Exercise 1.11 1. Determine the sum to infinity for the following series: a) \( 27+9+3+1+\ldots \) b) \( 4 ; 2 ; 1 ; \frac{1}{2} ; \ldots \) c) \( 16-4+1-\frac{1}{4}+\ldots \) d) \( 6+4+\frac{8}{3}+\frac{16}{9}+ \) e) \( -32+16-8+4-\ldots \) f) \( 25+15+9+\frac{2}{5} \) Evaluate the following, if possible. If not possible, give a reas infinity cannot be found. a) \( \sum_{n=1}^{\infty} 2 \cdot\left(\frac{1}{3}\right)^{n-1} \) b) \( \sum_{n=1}^{x}\left(-\frac{4}{5}\right)^{n-1} \) c) \( \sum_{n=1}^{\infty} \frac{1}{3}(2)^{n-1} \) d) \( \sum_{n=0}^{x} 18\left(\frac{2}{3}\right)^{n-1} \) e) \( \sum_{n=1}^{\infty} 18\left(\frac{3}{2}\right)^{n-1} \) f) \( \sum_{n=2}^{\infty} 3^{1-n} \)

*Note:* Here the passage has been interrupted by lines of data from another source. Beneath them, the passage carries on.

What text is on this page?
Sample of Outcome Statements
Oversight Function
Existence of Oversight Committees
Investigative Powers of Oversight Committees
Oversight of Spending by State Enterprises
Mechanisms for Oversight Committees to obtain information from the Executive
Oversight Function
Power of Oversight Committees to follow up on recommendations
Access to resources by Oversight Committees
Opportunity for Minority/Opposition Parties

Let’s embark on a mathematical adventure and uncover the sum to infinity for each of these series, shall we? For the first set: a) This series is a geometric series. The first term \( a = 27 \) and the common ratio \( r = \frac{9}{27} = \frac{1}{3} \). The sum to infinity is given by \( S = \frac{a}{1 - r} = \frac{27}{1 - \frac{1}{3}} = \frac{27}{\frac{2}{3}} = 40.5 \). b) Here, we have another geometric series with \( a = 4 \) and \( r = \frac{2}{4} = \frac{1}{2} \). The sum to infinity is \( S = \frac{4}{1 - \frac{1}{2}} = \frac{4}{\frac{1}{2}} = 8 \). c) This series alternates between positive and negative, and it has \( a = 16 \) and \( r = -\frac{1}{4} \). Thus, the sum is \( S = \frac{16}{1 - (-\frac{1}{4})} = \frac{16}{\frac{5}{4}} = 12.8 \). d) Not a geometric series — it’s a bit trickier! However, the terms appear to have a pattern; multiplying previous terms by \( \frac{2}{3} \) gives \( a = 6 \) and \( r = \frac{2}{3} \). So, \( S = \frac{6}{1 - \frac{2}{3}} = 18 \). e) This diagonal dance with negative values starts with \( a = -32 \) and \( r = -\frac{1}{2} \). Following the formula gives \( S = \frac{-32}{1 - (-\frac{1}{2})} = \frac{-32}{\frac{3}{2}} = -\frac{64}{3} \). f) This is not a geometric series! It decreases quickly, but we can’t use the standard formula here; calculating the sum doesn't lead us to a meaningful sum to infinity in standard terms. Now, on to the infinite sums! a) A geometric series again, here \( a = 2 \) and \( r = \frac{1}{3} \). So we find \( S = \frac{2}{1 - \frac{1}{3}} = \frac{2}{\frac{2}{3}} = 3 \). b) This one's a finite series since it sums up to \( x \) terms; hence, its sum up to infinity isn’t applicable without a limit given! c) Here we have a different creature; since \( r = 2 \) is greater than 1, the series diverges to infinity, meaning no sum to infinity can be found. d) Like the previous series, we observe it’s finite for an upper limit \( x \)! You’d need to evaluate it with a specific \( x \) value for clarity. e) It’s a runaway series with \( r = \frac{3}{2} > 1 \), leading us again down the road to divergence. No sum here! f) With this series, extract the \( a = \frac{1}{9} \) while \( r = \frac{1}{3} \), resulting in \( S = \frac{3}{12} = \frac{1}{4} \) – a sweet finale! That’s the gist of the series summation, aren’t math and patterns delightful?